SiteMeter obviously does not care, since you simply have to look at the visit details to see that many of them come from googlebot.com. It would be a simple matter to filter these out, but SiteMeter would rather sell ads than improve their filters. Overall, SiteMeter counts 24% more visits and 61% more page views than Google Analytics.

StatCounter appears to be doing a pretty good job. Its numbers are about 15-20% higher than Google Analytics, but at least it tracks proportionately with Google Analytics. Moreover, StatCounter clearly actively maintains its product, so it has some integrity. I have some sympathy for those in this business. It must be very confusing to provide any sort of reliable statistics because there is never any way of knowing for sure whether a human is at the other end or not. Then there are all sorts of “in the background” web hits enabled by Web 2.0 technologies, such as redrawing Google Maps. On the web anyone with the right technical knowledge can pretend to be a human. All a statistics service can really do is make reasonable inferences and continuously change their filters as new trends emerge.

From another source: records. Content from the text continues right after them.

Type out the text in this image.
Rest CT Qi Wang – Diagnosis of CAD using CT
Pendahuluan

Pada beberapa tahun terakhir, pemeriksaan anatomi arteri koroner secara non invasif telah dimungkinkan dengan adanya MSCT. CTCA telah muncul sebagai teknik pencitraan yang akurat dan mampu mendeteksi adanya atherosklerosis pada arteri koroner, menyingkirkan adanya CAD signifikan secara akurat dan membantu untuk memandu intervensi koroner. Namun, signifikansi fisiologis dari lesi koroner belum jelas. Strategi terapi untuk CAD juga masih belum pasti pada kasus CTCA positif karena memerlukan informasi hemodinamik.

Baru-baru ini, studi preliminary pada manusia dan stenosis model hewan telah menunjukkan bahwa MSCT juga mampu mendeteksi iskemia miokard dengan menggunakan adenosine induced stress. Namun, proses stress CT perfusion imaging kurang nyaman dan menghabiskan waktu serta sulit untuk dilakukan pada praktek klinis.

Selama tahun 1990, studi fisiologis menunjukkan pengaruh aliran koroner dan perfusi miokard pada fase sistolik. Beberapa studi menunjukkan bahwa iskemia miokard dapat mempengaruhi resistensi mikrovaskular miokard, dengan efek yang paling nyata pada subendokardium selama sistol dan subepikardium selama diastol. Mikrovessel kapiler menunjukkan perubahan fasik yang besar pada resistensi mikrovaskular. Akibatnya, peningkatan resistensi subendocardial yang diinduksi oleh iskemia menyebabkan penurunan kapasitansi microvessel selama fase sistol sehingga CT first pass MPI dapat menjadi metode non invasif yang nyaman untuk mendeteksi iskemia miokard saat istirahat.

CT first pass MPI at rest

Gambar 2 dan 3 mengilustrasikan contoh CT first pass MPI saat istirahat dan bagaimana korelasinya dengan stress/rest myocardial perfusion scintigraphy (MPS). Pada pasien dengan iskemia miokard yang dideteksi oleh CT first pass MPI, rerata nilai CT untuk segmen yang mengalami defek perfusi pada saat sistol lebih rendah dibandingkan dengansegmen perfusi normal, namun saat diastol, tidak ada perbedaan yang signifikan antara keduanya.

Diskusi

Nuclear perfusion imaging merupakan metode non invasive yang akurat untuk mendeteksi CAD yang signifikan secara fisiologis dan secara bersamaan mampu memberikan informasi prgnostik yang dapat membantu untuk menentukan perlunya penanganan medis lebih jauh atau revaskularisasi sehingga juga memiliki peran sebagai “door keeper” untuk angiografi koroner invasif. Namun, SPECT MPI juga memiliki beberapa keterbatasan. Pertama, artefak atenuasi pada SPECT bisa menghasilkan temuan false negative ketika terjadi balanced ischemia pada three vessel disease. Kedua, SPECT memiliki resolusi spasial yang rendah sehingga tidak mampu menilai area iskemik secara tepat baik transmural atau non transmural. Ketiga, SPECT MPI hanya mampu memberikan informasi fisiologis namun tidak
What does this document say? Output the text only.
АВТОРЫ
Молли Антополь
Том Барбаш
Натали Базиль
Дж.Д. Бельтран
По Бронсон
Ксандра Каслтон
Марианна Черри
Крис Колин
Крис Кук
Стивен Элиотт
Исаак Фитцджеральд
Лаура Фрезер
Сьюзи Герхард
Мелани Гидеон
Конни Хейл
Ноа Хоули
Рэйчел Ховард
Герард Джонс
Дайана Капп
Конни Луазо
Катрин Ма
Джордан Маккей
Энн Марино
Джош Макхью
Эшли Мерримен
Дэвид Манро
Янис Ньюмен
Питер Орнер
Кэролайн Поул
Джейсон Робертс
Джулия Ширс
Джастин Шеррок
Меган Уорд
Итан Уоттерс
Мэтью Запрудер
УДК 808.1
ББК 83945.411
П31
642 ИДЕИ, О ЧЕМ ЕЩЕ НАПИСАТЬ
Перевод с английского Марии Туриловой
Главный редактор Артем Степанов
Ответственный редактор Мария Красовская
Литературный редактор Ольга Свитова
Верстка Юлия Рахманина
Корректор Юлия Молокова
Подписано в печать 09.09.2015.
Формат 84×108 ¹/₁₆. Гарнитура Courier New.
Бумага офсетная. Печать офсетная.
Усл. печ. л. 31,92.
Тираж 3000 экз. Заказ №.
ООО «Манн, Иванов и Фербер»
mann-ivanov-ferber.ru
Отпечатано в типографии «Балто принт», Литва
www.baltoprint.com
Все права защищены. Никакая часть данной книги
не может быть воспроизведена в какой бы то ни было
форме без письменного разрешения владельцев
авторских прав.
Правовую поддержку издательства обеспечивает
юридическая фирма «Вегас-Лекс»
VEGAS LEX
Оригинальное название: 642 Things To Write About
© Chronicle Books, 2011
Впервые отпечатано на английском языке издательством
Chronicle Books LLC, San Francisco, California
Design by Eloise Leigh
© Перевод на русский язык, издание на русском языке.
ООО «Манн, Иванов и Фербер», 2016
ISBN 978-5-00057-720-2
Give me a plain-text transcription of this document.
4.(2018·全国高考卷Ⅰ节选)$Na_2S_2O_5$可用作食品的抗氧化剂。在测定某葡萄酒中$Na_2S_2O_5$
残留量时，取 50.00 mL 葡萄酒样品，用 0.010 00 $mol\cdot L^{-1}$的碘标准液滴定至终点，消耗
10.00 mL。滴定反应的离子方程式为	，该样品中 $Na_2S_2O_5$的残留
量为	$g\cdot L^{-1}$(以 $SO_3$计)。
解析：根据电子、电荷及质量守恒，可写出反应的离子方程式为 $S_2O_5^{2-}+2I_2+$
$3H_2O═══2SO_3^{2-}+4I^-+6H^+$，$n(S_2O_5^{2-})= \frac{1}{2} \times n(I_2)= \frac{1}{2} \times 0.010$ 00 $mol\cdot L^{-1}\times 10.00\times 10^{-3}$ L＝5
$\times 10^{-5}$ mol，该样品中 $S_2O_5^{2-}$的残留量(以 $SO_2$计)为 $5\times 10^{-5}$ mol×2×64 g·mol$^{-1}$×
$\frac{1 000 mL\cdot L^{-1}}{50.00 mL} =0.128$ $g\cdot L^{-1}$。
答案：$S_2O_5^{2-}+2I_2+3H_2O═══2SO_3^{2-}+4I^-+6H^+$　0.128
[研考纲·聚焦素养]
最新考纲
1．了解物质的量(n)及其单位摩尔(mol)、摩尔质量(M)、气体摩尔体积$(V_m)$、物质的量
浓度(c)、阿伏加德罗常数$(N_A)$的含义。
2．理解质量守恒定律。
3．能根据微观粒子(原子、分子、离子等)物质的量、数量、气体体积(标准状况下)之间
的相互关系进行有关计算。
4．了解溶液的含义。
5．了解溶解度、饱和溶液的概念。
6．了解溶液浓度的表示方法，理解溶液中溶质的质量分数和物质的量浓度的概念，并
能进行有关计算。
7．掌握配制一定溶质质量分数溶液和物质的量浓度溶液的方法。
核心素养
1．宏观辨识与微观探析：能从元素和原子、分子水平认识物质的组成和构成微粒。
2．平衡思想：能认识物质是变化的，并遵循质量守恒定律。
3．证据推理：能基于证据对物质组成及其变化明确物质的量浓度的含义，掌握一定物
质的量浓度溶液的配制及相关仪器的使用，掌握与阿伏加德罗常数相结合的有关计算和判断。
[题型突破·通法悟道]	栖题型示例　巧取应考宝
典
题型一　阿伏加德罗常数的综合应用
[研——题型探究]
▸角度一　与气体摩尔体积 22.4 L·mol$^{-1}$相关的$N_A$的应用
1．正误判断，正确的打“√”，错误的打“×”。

Products like Google Analytics do a great job of slicing and dicing the data they decide to count. I particularly like some of the newer features, like the ability to see on a map those states and cities that are providing most of your hits, and statistics that show many mobile users you have and what kind of devices they are using. Given their inability to wholly discern human traffic from automated traffic, even those statistics are suspect. Still, they are one of the few providers capable of providing any statistics like this, and they do it for free. So even numbers that are probably somewhat off are still valuable.

The ultimate lesson for site owners: take your web statistics with a grain of salt. In particular, realize that SiteMeter is a tainted product, useless for meaningful statistics, and useful only for getting some idea of what pages were most recently viewed. In fact, you might as well get rid of your SiteMeter tracking code altogether.